Elogio (funebre) della parodia
Quella del capocomico Eduardo Scarpetta è stata una vita dedicata al palcoscenico, che gli ha portato successi ma anche controversie. Padre di diversi figli illegittimi, Scarpetta crea il moderno teatro napoletano e una famiglia allargata, un magnifico intreccio di energie e talento che cresce sul palcoscenico e incrementa nel talamo. Mattatore che non conosce limiti e creanza, scrive Il figlio di Iorio per burlarsi di D’Annunzio (La figlia di Iorio) ma il poeta non apprezza e lo querela. Sulla scena del tribunale dovrà vedersela con giudici e detrattori. Parodia o plagio?
Se Il sindaco del Rione Sanità (2019) era un film di impostazione teatrale, tratto da una nota pièce di Eduardo De Filippo, Qui rido io (2021) è principalmente un film sul teatro dedicato alla figura di Eduardo Scarpetta, capocomico e padre naturale dei fratelli De Filippo. Ambedue presentati alla Mostra del Cinema di Venezia, il primo è un film chiuso, circoscritto all’interno di spazi delimitati mentre il secondo è un film aperto, un grande affresco barocco sulla Napoli dei primi anni del Novecento, dove il palcoscenico diventa il doppio parodico della società dell’epoca.
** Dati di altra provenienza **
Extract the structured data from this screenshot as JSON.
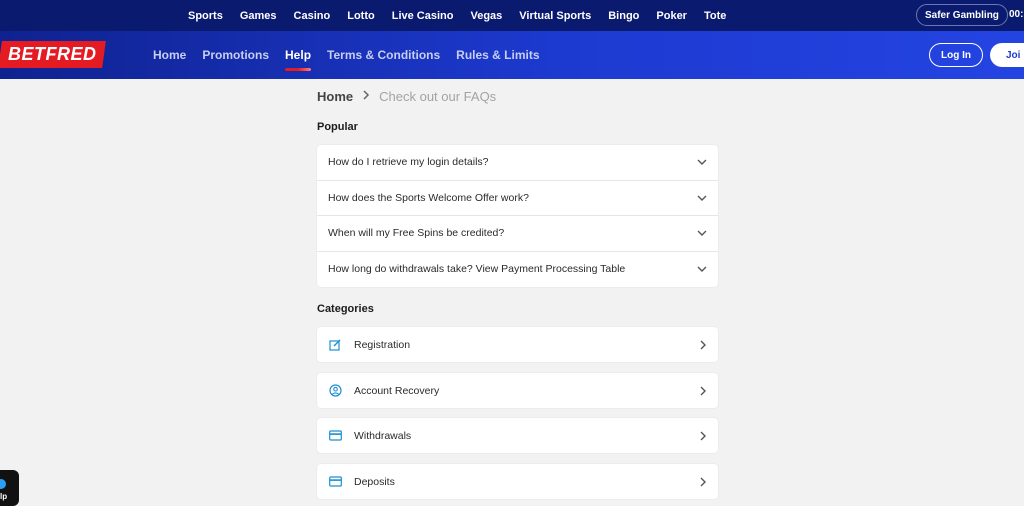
{
  "topnav": {
    "items": [
      "Sports",
      "Games",
      "Casino",
      "Lotto",
      "Live Casino",
      "Vegas",
      "Virtual Sports",
      "Bingo",
      "Poker",
      "Tote"
    ],
    "safer_gambling": "Safer Gambling",
    "clock": "00:"
  },
  "header": {
    "logo_text": "BETFRED",
    "nav": [
      "Home",
      "Promotions",
      "Help",
      "Terms & Conditions",
      "Rules & Limits"
    ],
    "active_nav": "Help",
    "login_label": "Log In",
    "join_label": "Joi"
  },
  "breadcrumb": {
    "home": "Home",
    "current": "Check out our FAQs"
  },
  "popular": {
    "title": "Popular",
    "questions": [
      "How do I retrieve my login details?",
      "How does the Sports Welcome Offer work?",
      "When will my Free Spins be credited?",
      "How long do withdrawals take? View Payment Processing Table"
    ]
  },
  "categories": {
    "title": "Categories",
    "items": [
      {
        "label": "Registration",
        "icon": "edit-icon"
      },
      {
        "label": "Account Recovery",
        "icon": "user-circle-icon"
      },
      {
        "label": "Withdrawals",
        "icon": "card-icon"
      },
      {
        "label": "Deposits",
        "icon": "card-icon"
      }
    ]
  },
  "help_widget": {
    "label": "lp"
  },
  "colors": {
    "brand_red": "#e41b23",
    "nav_blue": "#1d3ad0",
    "top_blue": "#0a1a6e",
    "icon_blue": "#1b8fd2"
  }
}
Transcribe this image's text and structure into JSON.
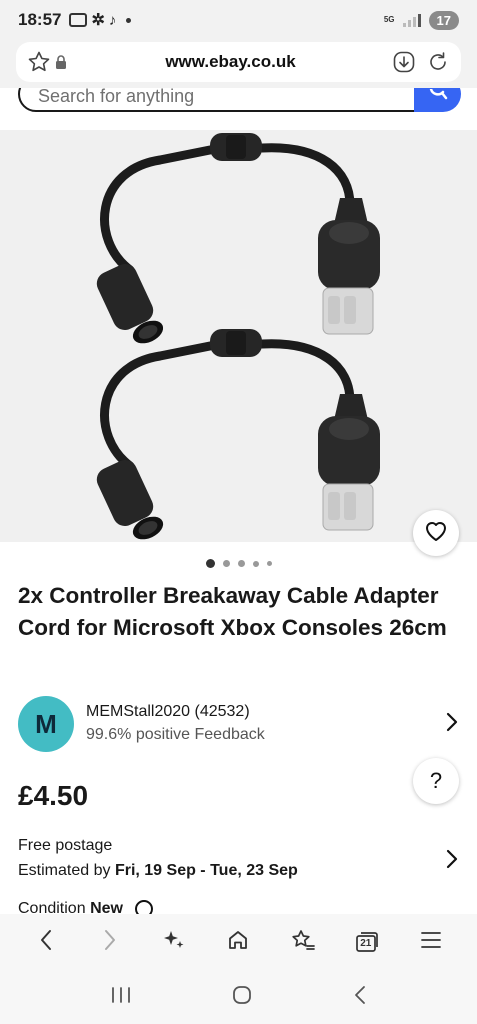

Qui rido io è una profonda riflessione sul comico e specificatamente sull’arte della parodia esplorata nei suoi meccanismi narrativi, recitativi, scenici e persino legali. Nella seconda parte del film si apre una questione sui limiti permessi dalla legge alla forma parodica per non diventare contraffazione di un testo già esistente e questo avviene quando Scarpetta decide di realizzare Il figlio di Iorio. Il processo finale lo vedrà recitare alcuni versi del suo lavoro trasformando persino il tribunale in un luogo di farsa. Martone vuole celebrare attraverso ogni inquadratura, dettaglio o movimento di macchina la sovranità triviale di Scarpetta, guitto sulla scena e nella vita, il quale impone a sé stesso e alla propria famiglia di filtrare l’esistenza attraverso la lente deformante del comico, come ribaltamento e sublimazione di drammi e patimenti reali. Toni Servillo porta alle estreme conseguenze il proprio gigionismo fisiognomico creando una perfetta aderenza con il personaggio interpretato e al tempo stesso esaltando la maschera universale del clown, in una sovrapposizione continua di riso e tristezza. A questo proposito appare sintomatica la sequenza in cui Scarpetta assiste a La figlia di Iorio, immaginandosi al contempo la parodia e soffocando le risate durante l’austera messa in scena. Viene così espressa in maniera esemplare la dicotomia fra tragico e comico, in cui il secondo carattere dovrebbe esaltare il primo ma a volte, come in questo caso, tende ad eliminarlo sostituendovisi.
Qui rido io non è solamente un’acuta riflessione sulla parodia ma anche, e soprattutto, il suo degno funerale segnando il lento declino della maschera comica di Don Felice Sciosciammocca in un momento in cui nuovi autori, come Salvatore Di Giacomo, rappresentavano un superamento artistico rispetto ai cliché di una farsa in via di estinzione. Mario Martone compie un’operazione analoga a quella di Charlie Chaplin in Luci della ribalta (1952), costruendo un potente melodramma famigliare per parlare di una certa arte comica e del suo tramonto, come appunto Chaplin che realizzò un melodramma sentimentale come elegia delle pantomime clownesche. A un certo punto del film, Martone esemplifica la fine della farsa scarpettiana, quando il commediografo immagina (sotto forma di incubo) un pulcinella morente con i suoi tratti. Come è giunta una fine per la maschera di Acerra creata da Antonio Petito (nella forma in cui ci è nota) è arrivata anche per Don Felice Sciosciammocca, a cui hanno fatto seguito i fratelli De Filippo dando vita a una nuova era del teatro comico partenopeo.